Relationship marketing is moving on
You can’t build relationships any more by focusing solely on the functional and emotional needs of your customers. You can’t rely only on loyalty programmes, contact programmes, freebies, offers, price offs, and other exclusive service privileges. To build strong and enduring relationships, organisations need to go beyond the strategies of the past - understand the changing mental and social mindsets of consumers, and tailor their approach accordingly.

Marketing in a Recession



Singapore is in a recession, as are most of the top twenty developed nations of the world. In most organisations, the reaction is predictable. Cut marketing budgets - every one else is. Yet, doing so could be one of the most myopic decisions a business could make.

Why?

When a market is down, prices are too
Marketing any product or service involves a cost. When times are good and economies are booming, this cost is higher than normal. The reason is simple. There are a far greater number of firms competing for the attention of the customer. For a marketer to stand out - or simply be heard - they must put a lot more weight behind their media spend.

In a market that's down, however, many competitors withdraw completely from the market or significantly lower their media spend. This presents the astute marketer with a priceless opportunity to buy media impact at a fraction of what it would normally cost.

Let's illustrate the point with a simple mathematical example.

Let's assume the the total media spend in the banking industry in Singapore in 2008 was 50 million dollars. Bank A's budget was 10 million dollars. What this means is that its category share of voice is 20%.

Let's assume in 2009, all the major banks cut their media spend which drops the total category spend to 40 million dollars. If Bank A maintains its budget of 10 million dollars, its share of voice has increased. It has moved from 20% to 25% - without any additional expense or outlay of funds.

In this situation, the marketer has gained at least in media terms.

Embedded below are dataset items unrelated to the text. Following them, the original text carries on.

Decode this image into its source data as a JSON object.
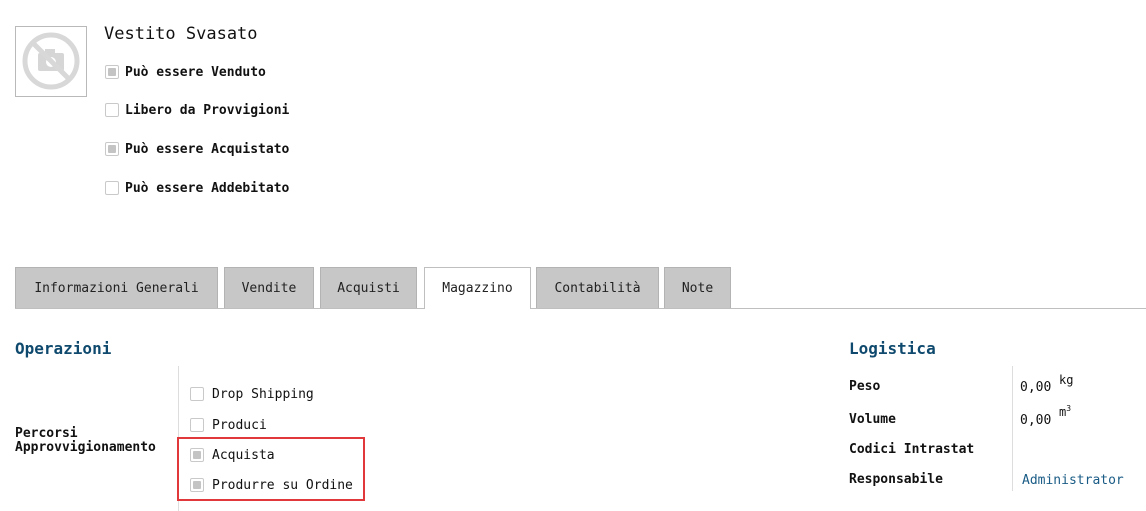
{
  "product": {
    "name": "Vestito Svasato",
    "flags": [
      {
        "label": "Può essere Venduto",
        "checked": true
      },
      {
        "label": "Libero da Provvigioni",
        "checked": false
      },
      {
        "label": "Può essere Acquistato",
        "checked": true
      },
      {
        "label": "Può essere Addebitato",
        "checked": false
      }
    ]
  },
  "tabs": [
    {
      "label": "Informazioni Generali",
      "active": false
    },
    {
      "label": "Vendite",
      "active": false
    },
    {
      "label": "Acquisti",
      "active": false
    },
    {
      "label": "Magazzino",
      "active": true
    },
    {
      "label": "Contabilità",
      "active": false
    },
    {
      "label": "Note",
      "active": false
    }
  ],
  "operations": {
    "title": "Operazioni",
    "routes_label": "Percorsi Approvvigionamento",
    "routes": [
      {
        "label": "Drop Shipping",
        "checked": false
      },
      {
        "label": "Produci",
        "checked": false
      },
      {
        "label": "Acquista",
        "checked": true
      },
      {
        "label": "Produrre su Ordine",
        "checked": true
      }
    ]
  },
  "logistics": {
    "title": "Logistica",
    "weight": {
      "label": "Peso",
      "value": "0,00",
      "unit": "kg"
    },
    "volume": {
      "label": "Volume",
      "value": "0,00",
      "unit": "m",
      "unit_exp": "3"
    },
    "intrastat": {
      "label": "Codici Intrastat",
      "value": ""
    },
    "responsible": {
      "label": "Responsabile",
      "value": "Administrator"
    }
  },
  "colors": {
    "section_title": "#0f4a6e",
    "link": "#1a5c86",
    "highlight": "#e0383b",
    "tab_inactive": "#c7c7c7"
  }
}
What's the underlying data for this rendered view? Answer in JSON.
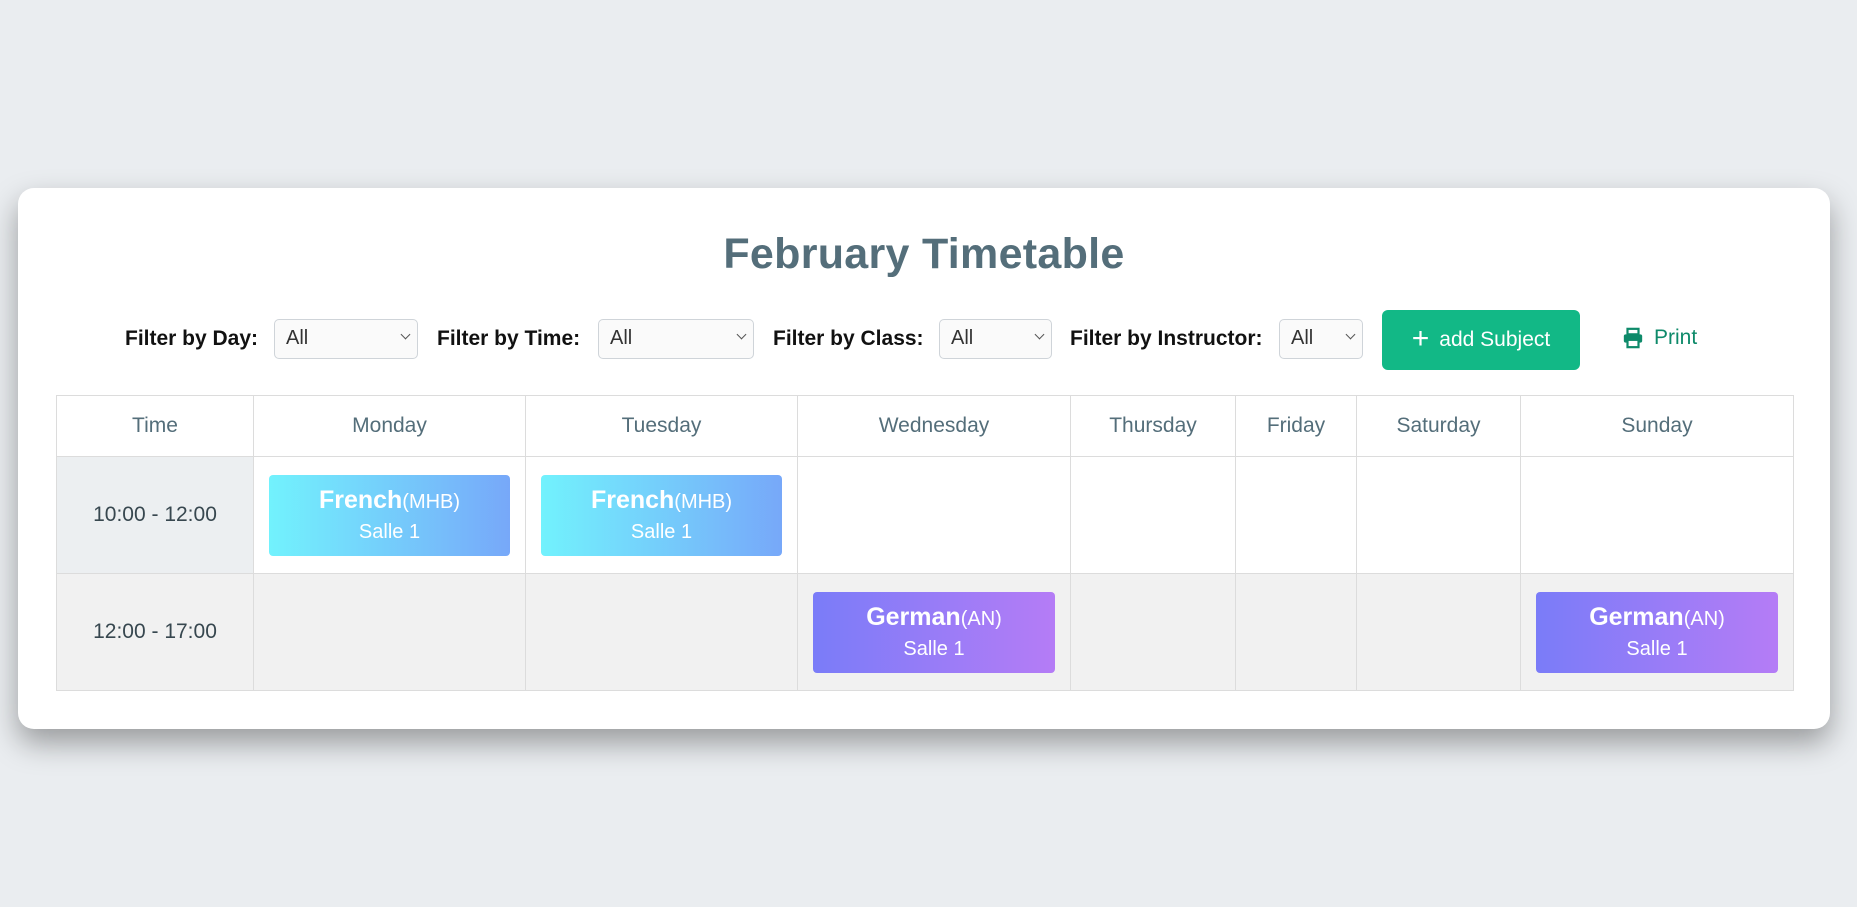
{
  "page": {
    "title": "February Timetable"
  },
  "filters": {
    "day": {
      "label": "Filter by Day:",
      "value": "All"
    },
    "time": {
      "label": "Filter by Time:",
      "value": "All"
    },
    "class": {
      "label": "Filter by Class:",
      "value": "All"
    },
    "instructor": {
      "label": "Filter by Instructor:",
      "value": "All"
    }
  },
  "actions": {
    "add_label": "add Subject",
    "add_icon": "plus-icon",
    "print_label": "Print",
    "print_icon": "printer-icon"
  },
  "colors": {
    "accent": "#12b886",
    "french_gradient": [
      "#72f2fd",
      "#77a8f9"
    ],
    "german_gradient": [
      "#7a7cf8",
      "#b57cf6"
    ]
  },
  "table": {
    "headers": [
      "Time",
      "Monday",
      "Tuesday",
      "Wednesday",
      "Thursday",
      "Friday",
      "Saturday",
      "Sunday"
    ],
    "rows": [
      {
        "time": "10:00 - 12:00",
        "cells": {
          "monday": {
            "subject": "French",
            "abbr": "(MHB)",
            "room": "Salle 1"
          },
          "tuesday": {
            "subject": "French",
            "abbr": "(MHB)",
            "room": "Salle 1"
          }
        }
      },
      {
        "time": "12:00 - 17:00",
        "cells": {
          "wednesday": {
            "subject": "German",
            "abbr": "(AN)",
            "room": "Salle 1"
          },
          "sunday": {
            "subject": "German",
            "abbr": "(AN)",
            "room": "Salle 1"
          }
        }
      }
    ]
  }
}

The next question though is how to use these gains for strategic impact and advantage
Sure you have an opportunity to buy media (or more specifically the opportunity to be heard) at a lower price. But the real question is what are you going to do with your buy, what are you going to invest it in?

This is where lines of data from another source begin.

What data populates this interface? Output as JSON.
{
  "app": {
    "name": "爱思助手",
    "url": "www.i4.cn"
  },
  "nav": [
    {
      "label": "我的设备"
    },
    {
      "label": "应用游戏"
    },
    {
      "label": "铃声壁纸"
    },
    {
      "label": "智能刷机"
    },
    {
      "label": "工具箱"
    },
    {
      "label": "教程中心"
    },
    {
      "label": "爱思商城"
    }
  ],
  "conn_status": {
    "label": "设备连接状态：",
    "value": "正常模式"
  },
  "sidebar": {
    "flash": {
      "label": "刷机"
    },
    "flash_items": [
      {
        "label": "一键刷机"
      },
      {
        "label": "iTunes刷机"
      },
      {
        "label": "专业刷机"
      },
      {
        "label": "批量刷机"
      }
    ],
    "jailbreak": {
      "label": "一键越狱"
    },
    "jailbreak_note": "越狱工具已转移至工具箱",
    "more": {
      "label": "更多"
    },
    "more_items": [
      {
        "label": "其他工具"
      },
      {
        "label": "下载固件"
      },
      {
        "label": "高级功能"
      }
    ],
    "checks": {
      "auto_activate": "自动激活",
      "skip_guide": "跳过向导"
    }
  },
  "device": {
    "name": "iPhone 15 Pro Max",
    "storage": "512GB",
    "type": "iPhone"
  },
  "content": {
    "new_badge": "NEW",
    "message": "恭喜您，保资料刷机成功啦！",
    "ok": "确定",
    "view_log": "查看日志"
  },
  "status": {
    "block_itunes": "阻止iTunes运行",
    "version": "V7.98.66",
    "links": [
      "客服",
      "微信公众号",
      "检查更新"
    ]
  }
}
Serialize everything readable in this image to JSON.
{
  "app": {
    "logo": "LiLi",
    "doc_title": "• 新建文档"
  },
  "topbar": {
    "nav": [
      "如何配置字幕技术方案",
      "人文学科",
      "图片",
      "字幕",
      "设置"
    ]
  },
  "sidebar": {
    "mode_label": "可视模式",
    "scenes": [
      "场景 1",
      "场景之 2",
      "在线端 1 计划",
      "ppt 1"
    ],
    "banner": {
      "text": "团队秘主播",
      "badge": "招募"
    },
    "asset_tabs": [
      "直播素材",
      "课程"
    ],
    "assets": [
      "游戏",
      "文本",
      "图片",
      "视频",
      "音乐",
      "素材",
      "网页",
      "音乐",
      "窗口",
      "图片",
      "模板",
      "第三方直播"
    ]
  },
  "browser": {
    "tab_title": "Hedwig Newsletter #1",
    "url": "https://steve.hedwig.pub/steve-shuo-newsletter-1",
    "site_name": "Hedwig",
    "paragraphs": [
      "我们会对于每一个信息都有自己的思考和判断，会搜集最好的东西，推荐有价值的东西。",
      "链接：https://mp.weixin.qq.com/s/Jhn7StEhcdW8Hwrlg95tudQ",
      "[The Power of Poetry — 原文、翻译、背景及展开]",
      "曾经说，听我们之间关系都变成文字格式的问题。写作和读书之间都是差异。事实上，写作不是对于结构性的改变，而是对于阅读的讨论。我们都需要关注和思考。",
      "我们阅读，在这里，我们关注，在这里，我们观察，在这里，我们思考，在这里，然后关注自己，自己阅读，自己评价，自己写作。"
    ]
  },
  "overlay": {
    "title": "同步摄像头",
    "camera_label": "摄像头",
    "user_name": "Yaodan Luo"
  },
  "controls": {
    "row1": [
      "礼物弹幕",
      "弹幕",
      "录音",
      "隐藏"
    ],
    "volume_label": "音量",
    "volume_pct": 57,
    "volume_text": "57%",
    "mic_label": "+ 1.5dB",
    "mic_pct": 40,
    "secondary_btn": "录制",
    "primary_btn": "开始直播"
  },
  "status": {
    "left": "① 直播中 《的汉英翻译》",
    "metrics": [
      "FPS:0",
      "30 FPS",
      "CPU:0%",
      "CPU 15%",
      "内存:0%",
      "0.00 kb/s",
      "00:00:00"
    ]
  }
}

The choices are many. You could use your low cost media space for promotional purposes - to try and sell more products during the recession and stimulate short term demand - or you could use it to build your brand and create equity for the long term.

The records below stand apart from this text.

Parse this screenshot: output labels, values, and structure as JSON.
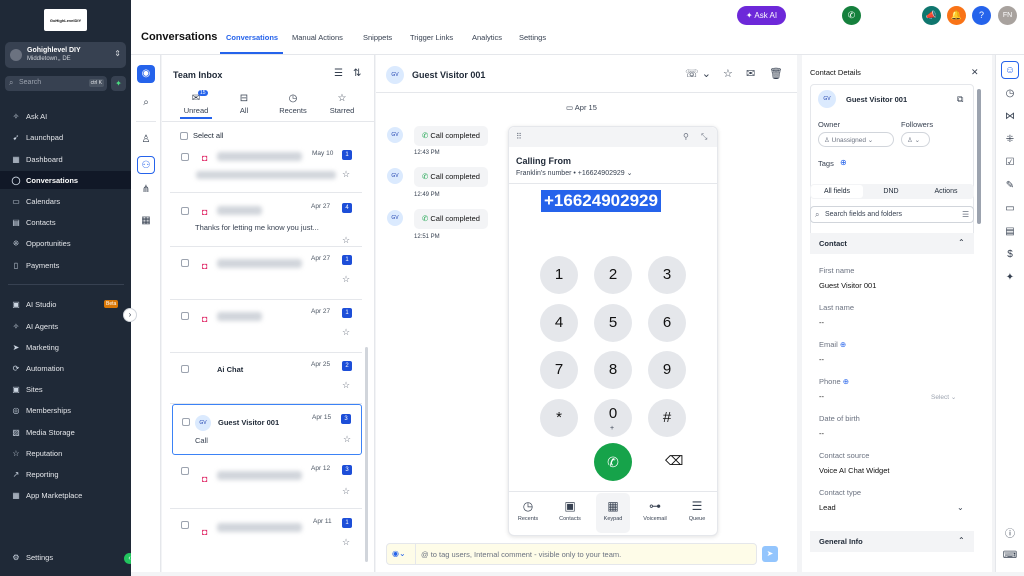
{
  "sidebar": {
    "logo_text": "GoHighLevelDIY",
    "location_name": "Gohighlevel DIY",
    "location_sub": "Middletown,, DE",
    "search_placeholder": "Search",
    "search_shortcut": "ctrl K",
    "items": [
      {
        "label": "Ask AI",
        "icon": "sparkle-icon"
      },
      {
        "label": "Launchpad",
        "icon": "rocket-icon"
      },
      {
        "label": "Dashboard",
        "icon": "grid-icon"
      },
      {
        "label": "Conversations",
        "icon": "chat-icon"
      },
      {
        "label": "Calendars",
        "icon": "calendar-icon"
      },
      {
        "label": "Contacts",
        "icon": "contacts-icon"
      },
      {
        "label": "Opportunities",
        "icon": "funnel-icon"
      },
      {
        "label": "Payments",
        "icon": "payments-icon"
      },
      {
        "label": "AI Studio",
        "icon": "ai-studio-icon"
      },
      {
        "label": "AI Agents",
        "icon": "ai-agents-icon"
      },
      {
        "label": "Marketing",
        "icon": "send-icon"
      },
      {
        "label": "Automation",
        "icon": "automation-icon"
      },
      {
        "label": "Sites",
        "icon": "sites-icon"
      },
      {
        "label": "Memberships",
        "icon": "memberships-icon"
      },
      {
        "label": "Media Storage",
        "icon": "media-icon"
      },
      {
        "label": "Reputation",
        "icon": "reputation-icon"
      },
      {
        "label": "Reporting",
        "icon": "reporting-icon"
      },
      {
        "label": "App Marketplace",
        "icon": "marketplace-icon"
      }
    ],
    "beta_badge": "Beta",
    "settings_label": "Settings"
  },
  "header": {
    "title": "Conversations",
    "tabs": [
      "Conversations",
      "Manual Actions",
      "Snippets",
      "Trigger Links",
      "Analytics",
      "Settings"
    ],
    "ask_ai": "Ask AI",
    "user_initials": "FN"
  },
  "inbox": {
    "title": "Team Inbox",
    "tabs": [
      {
        "label": "Unread",
        "badge": "15"
      },
      {
        "label": "All"
      },
      {
        "label": "Recents"
      },
      {
        "label": "Starred"
      }
    ],
    "select_all": "Select all",
    "rows": [
      {
        "date": "May 10",
        "count": "1",
        "preview": ""
      },
      {
        "date": "Apr 27",
        "count": "4",
        "preview": "Thanks for letting me know you just..."
      },
      {
        "date": "Apr 27",
        "count": "1",
        "preview": ""
      },
      {
        "date": "Apr 27",
        "count": "1",
        "preview": ""
      },
      {
        "name": "Ai Chat",
        "date": "Apr 25",
        "count": "2",
        "preview": ""
      },
      {
        "name": "Guest Visitor 001",
        "date": "Apr 15",
        "count": "3",
        "preview": "Call",
        "avatar": "GV"
      },
      {
        "date": "Apr 12",
        "count": "3",
        "preview": ""
      },
      {
        "date": "Apr 11",
        "count": "1",
        "preview": ""
      }
    ]
  },
  "conversation": {
    "contact_initials": "GV",
    "contact_name": "Guest Visitor 001",
    "date_divider": "Apr 15",
    "messages": [
      {
        "text": "Call completed",
        "time": "12:43 PM"
      },
      {
        "text": "Call completed",
        "time": "12:49 PM"
      },
      {
        "text": "Call completed",
        "time": "12:51 PM"
      }
    ],
    "compose_placeholder": "@ to tag users, Internal comment - visible only to your team."
  },
  "dialer": {
    "title": "Calling From",
    "from": "Franklin's number • +16624902929",
    "number": "+16624902929",
    "keys": [
      "1",
      "2",
      "3",
      "4",
      "5",
      "6",
      "7",
      "8",
      "9",
      "*",
      "0",
      "#"
    ],
    "zero_sub": "+",
    "tabs": [
      "Recents",
      "Contacts",
      "Keypad",
      "Voicemail",
      "Queue"
    ]
  },
  "contact": {
    "panel_title": "Contact Details",
    "name": "Guest Visitor 001",
    "initials": "GV",
    "owner_label": "Owner",
    "owner_value": "Unassigned",
    "followers_label": "Followers",
    "tags_label": "Tags",
    "tabs": [
      "All fields",
      "DND",
      "Actions"
    ],
    "search_placeholder": "Search fields and folders",
    "section": "Contact",
    "fields": [
      {
        "label": "First name",
        "value": "Guest Visitor 001"
      },
      {
        "label": "Last name",
        "value": "--"
      },
      {
        "label": "Email",
        "value": "--"
      },
      {
        "label": "Phone",
        "value": "--"
      },
      {
        "label": "Date of birth",
        "value": "--"
      },
      {
        "label": "Contact source",
        "value": "Voice AI Chat Widget"
      },
      {
        "label": "Contact type",
        "value": "Lead"
      }
    ],
    "phone_select": "Select",
    "general_info": "General Info"
  }
}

Many marketers will go for the short term solution and try and stimulate sales demand during the recession itself through incentives and price-off's. Changing market sentiment is difficult enough for Governments though, leave alone a single brand. In all likelihood - you will find it proves an uphill task depending on the product category that you're in.

Then more appropriate solution in my view is to focus on the long term and use your media investment to build your brand. To take the time to understand what it means (if you haven't done that already), what makes it unique, different and compelling to your audience and then convey this difference to them in the most impactful manner possible.

What this approach will do is prepare you and your brand for success when the market turns. When the ice of the recession shows its first signs of retreat giving way to the first buds of recovery and growth.

If you have used the recession to build your brand, then you will have gained during this period of uncharateristically low marketing activity a strong lead over your competitors in terms of your brand's awareness, knowledge and preference - factors that ultimately lead to higher sales, growth and profit.

Recession. Crisis or opportunity?
The recession is here. And it's both a crisis and opportunity. The question is how you are going to use it to build your brand's future benefit, advantage and success.